Gisèle Pélicot recordou em tribunal o momento em que descobriu que, durante anos, o marido a drogou e contratou homens para a violar. A mulher, agora com 72 anos, descreve ter-se sentido como “uma boneca de trapos” às mãos de mais de 80 estranhos.
O dia em que tudo mudou
A vida de Gisèle mudou em novembro de 2020, quando o marido foi apanhado por um segurança de um centro comercial a filmar debaixo das saias de várias mulheres. Mas a história macabra não fica por aqui. Durante a investigação, as autoridades descobriram um ficheiro chamado “abusos” numa unidade USB ligada ao computador de Dominique Pélicot.
No interior desta pasta estavam 20.000 imagens e filmes da mulher, Gisèle, inconsciente e a ser violada em quase 100 circunstâncias diferentes por mais de 80 homens. Ao recordar o momento em que a polícia lhe mostrou as provas, a francesa diz que o seu mundo “se desmoronou”.
“Era como se estivesse morta na cama”
“O meu mundo desmoronou-se. Para mim, tudo estava a desmoronar-se. Tudo o que eu tinha construído ao longo de 50 anos”, cita o The Guardian.
“Trataram-me como uma boneca de trapos, como um saco de lixo. Quando vejo aquela mulher drogada, maltratada, era como se estivesse morta na cama”, contou em tribunal, acrescentando que violação não era uma palavra suficientemente forte para descrever o que passou.
A francesa conta ainda como, quando descobriu o que o marido lhe fizera, teve vontade de tirar a própria vida.
“Já não sei quem sou nem se algum dia vou voltar a reconstruir-me.”
Gisèle abdicou do seu direito à anonimidade para que o julgamento deste caso pudesse ser público. Quer certificar-se de que “mais nenhuma mulher sofre” como ela sofreu.
Marido já admitiu a culpa: “Ofereci-a”
Esta semana, o marido, Dominique, assumiu em tribunal a culpa: “Droguei-a, ofereci-a e filmei”.
As autoridades alegam que, entre 2011 e 2020, Dominique misturou comprimidos de dormir e ansiolíticos no jantar e no vinho da mulher, contactando - através de chats na internet - homens que estivessem dispostos a violá-la.
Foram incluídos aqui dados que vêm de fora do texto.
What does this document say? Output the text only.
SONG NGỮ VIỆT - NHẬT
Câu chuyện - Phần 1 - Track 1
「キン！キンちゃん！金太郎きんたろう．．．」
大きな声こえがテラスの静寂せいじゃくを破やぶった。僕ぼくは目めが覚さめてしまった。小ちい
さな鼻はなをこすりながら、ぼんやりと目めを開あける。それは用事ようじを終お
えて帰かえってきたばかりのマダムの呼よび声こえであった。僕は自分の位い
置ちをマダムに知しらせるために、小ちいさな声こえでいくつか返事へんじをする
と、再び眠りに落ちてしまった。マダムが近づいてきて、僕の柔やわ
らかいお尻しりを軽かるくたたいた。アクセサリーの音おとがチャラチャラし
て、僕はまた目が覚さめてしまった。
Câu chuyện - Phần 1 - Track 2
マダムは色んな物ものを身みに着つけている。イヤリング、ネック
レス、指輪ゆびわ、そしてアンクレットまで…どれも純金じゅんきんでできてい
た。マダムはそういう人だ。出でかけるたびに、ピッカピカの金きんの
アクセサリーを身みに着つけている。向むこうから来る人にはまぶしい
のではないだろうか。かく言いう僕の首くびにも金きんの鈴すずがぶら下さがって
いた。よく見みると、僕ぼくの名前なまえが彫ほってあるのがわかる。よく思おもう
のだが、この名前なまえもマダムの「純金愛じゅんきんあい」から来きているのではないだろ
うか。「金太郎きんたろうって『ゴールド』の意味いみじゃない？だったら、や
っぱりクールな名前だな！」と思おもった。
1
Estes homens, mais de 80, eram instruídos por Dominique a não colocar perfume nem a fumar, para que o cheiro não despertasse a mulher e, se esta mexesse nem que fosse um braço, deviam abandonar a casa do casal, onde os crimes ocorreram.
Em consequência das violações, Gisèle foi infetada com várias doenças sexualmente transmissíveis.
Até ao momento só foi possível identificar 50 dos mais de 80 homens que participaram nas violações. Entre os homens em julgamento - com idades dos 26 aos 73 anos na altura dos crimes - há vereadores, enfermeiros, um jornalista, um antigo polícia, um guarda prisional, um militar e um bombeiro. Destes, muitos viviam em Mazan, a pequena aldeia de seis mil habitantes onde viviam Gisèle e Dominique.
É esperado que o julgamento dure cerca de quatro meses. Dominique e os restantes homens arriscam penas de 20 anos de prisão.